Recount texts are commonly found in historical novels and memoirs. They can also be seen in newspapers and magazines. Some examples include: George Washington's autobiography (written in 1790 after his first term as president ended) and The Life of Benjamin Franklin (written by Franklin's son in 1771 - 72 while he was still serving as America's ambassador to France).
The Iliad and The Odyssey, which deal with the Trojan War and the travels of Odysseus, respectively, are ancient Greek poems that were probably written down by different poets about 500 years before Christ. They form the basis for many modern languages including English, French, and Spanish. The Iliad is considered one of the greatest achievements in ancient Greek poetry and it is still read today for pleasure and education. It is estimated to have been written over 2000 years ago!
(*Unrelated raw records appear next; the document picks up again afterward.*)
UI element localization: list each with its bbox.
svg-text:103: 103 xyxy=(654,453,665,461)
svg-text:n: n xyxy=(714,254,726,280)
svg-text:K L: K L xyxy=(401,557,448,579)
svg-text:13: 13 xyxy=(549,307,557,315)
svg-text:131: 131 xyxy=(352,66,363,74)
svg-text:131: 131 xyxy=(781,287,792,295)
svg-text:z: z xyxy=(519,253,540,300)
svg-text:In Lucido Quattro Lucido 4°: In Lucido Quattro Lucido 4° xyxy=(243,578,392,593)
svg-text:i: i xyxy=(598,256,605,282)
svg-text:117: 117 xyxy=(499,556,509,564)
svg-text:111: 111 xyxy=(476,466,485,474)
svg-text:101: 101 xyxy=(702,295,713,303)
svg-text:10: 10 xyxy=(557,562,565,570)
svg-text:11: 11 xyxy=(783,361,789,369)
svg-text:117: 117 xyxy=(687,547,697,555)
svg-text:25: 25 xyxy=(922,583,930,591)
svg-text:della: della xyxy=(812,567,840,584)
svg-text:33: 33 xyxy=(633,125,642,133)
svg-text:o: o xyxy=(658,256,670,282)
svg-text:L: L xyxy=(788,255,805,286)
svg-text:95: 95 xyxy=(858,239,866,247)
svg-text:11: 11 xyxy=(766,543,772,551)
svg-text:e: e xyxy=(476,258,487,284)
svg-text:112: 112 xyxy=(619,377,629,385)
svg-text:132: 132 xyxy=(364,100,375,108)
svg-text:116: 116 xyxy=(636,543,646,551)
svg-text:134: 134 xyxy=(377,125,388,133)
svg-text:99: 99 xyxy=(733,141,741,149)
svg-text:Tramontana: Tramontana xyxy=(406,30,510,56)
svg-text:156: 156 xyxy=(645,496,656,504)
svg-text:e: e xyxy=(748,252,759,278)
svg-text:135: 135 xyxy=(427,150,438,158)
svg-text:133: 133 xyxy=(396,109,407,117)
The Aeneid, which means "the song of victory" in Latin, is an epic poem by the Roman poet Virgil (70-19 B.C.).
A literary recall retells a series of events for entertaining purposes. A literary recount is analogous to a factual recount. Both offer information about what happened, including who was involved, when and where the incident occurred, and what may have happened as a result. They differ mainly in their approach to presenting this information. For example, a literary recount can use more detail and descriptive language to make the story more interesting to read or listen to.
In crime fiction, literary recounts are used by authors to explain how they believe the crime was committed. The reader then uses this knowledge to try to work out who might have done it.
Literary recaps are found in many books, especially those that involve police investigations. You will often see them used in detective novels and thrillers where the author wants to explain something about the crime scene or the investigation that doesn't fit into the main narrative.
For example, an author might write: "The sheriff figured out that my character was set upon by muggers because there were no money bags lying around after the robbery. A literary recount revealed that none of the cash from the robbery was taken." In other words, the reader learns about the criminal's motive through reading an explanatory text.
Literary recaps are useful tools for writers to employ when trying to explain things that don't fit into the main storyline or aren't relevant to the characters' problems.